Solver Implementation via OrdinaryDiffEq.jl

ProbNumDiffEq.jl builds directly on OrdinaryDiffEq.jl to benefit from its iterator interface, flexible step-size control, and efficient Jacobian calculations. But, this requires extending non-public APIs. This page is meant to provide an overview on which parts exactly ProbNumDiffEq.jl builds on.

For more discussion on the pros and cons of building on OrdinaryDiffEq.jl, see this thread on discourse.
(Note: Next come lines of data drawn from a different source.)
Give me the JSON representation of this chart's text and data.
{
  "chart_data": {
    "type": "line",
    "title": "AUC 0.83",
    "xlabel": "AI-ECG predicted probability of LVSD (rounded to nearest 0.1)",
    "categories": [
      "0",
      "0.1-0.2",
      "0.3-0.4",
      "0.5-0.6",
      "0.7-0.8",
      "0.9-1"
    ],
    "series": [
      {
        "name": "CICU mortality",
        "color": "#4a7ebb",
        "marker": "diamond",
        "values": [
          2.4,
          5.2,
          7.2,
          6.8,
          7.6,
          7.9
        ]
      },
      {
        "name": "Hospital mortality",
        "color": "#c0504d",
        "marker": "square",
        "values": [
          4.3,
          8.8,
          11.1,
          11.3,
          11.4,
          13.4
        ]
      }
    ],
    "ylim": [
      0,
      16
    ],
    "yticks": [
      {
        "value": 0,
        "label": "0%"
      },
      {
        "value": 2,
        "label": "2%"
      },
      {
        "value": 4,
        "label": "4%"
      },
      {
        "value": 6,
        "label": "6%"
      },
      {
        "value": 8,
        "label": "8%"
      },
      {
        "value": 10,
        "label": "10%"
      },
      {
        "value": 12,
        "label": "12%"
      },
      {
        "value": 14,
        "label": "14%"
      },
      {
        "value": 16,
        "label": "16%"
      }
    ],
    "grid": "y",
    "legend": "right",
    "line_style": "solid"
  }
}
Building on OrdinaryDiffEq.jl

ProbNumDiffEq.jl shares most of OrdinaryDiffEq.jl's implementation. In particular:

  1. OrdinaryDiffEq.__init builds the cache and the integrator, and calls OrdinaryDiffEq.initialize!
  2. OrdinaryDiffEq.solve! implements the actual iterator structure, with
    • OrdinaryDiffEq.loopheader!
    • OrdinaryDiffEq.perform_step!
    • OrdinaryDiffEq.loopfooter!
    • OrdinaryDiffEq.postamble!

ProbNumDiffEq.jl builds around this structure and overloads some of the parts:

  • Algorithms: EK0/EK1 <: AbstractEK <: OrdinaryDiffEq.OrdinaryDiffEqAdaptiveAlgorithm
    • ./src/algorithms.jl provides the algorithms themselves
    • ./src/alg_utils.jl implements many traits (relating to automatic differentiation, implicitness, step-size control, etc)
  • Cache: EKCache <: AbstractODEFilterCache <: OrdinaryDiffEq.OrdinaryDiffEqCache
    • ./src/caches.jl implements the cache and its main constructor: OrdinaryDiffEq.alg_cache
  • Initialization and perform_step!: via OrdinaryDiffEq.initialize! and OrdinaryDiffEq.perform_step!. Implemented in ./src/perform_step.jl.
  • Custom postamble by overloading OrdinaryDiffEq.postamble! (which should always call OrdinaryDiffEq._postamble!). This is where we do the "smoothing" of the solution. Implemented in ./src/integrator_utils.jl.
  • Custom saving by overloading OrdinaryDiffEq.savevalues! (which should always call OrdinaryDiffEq._savevalues!). Implemented in ./src/integrator_utils.jl.

Building on DiffEqBase.jl

  • DiffEqBase.__init is currently overloaded to transform OOP problems into IIP problems (in ./src/solve.jl).
  • The solution object: ProbODESolution <: AbstractProbODESolution <: DiffEqBase.AbstractODESolution
    • ./src/solution.jl implements the main parts. Note that the main constructor DiffEqBase.build_solution is called by OrdinaryDiffEq.__init, so OrdinaryDiffEq.jl has control over its inputs.
    • MeanProbODESolution <: DiffEqBase.AbstractODESolution is a wrapper that allows handling the mean of a probabilistic ODE solution the same way one would handle any "standard" ODE solution, by just ignoring the covariances.
    • AbstractODEFilterPosterior <: DiffEqBase.AbstractDiffEqInterpolation handles the interpolation.
    • Plot recipe in ./ext/RecipesBaseExt.jl
    • Sampling in ./src/solution_sampling.jl
  • DiffEqBase.prepare_alg(::EK1{0}); closely follows a similar function implemented in OrdinaryDiffEq.jl ./src/alg_utils.jl
    • this also required DiffEqBase.remake(::EK1)

Other packages

  • DiffEqDevTools.appxtrue: We extend this function to work with ProbODESolution. This also enables DiffEqDevTools.WorkPrecision to work out of the box.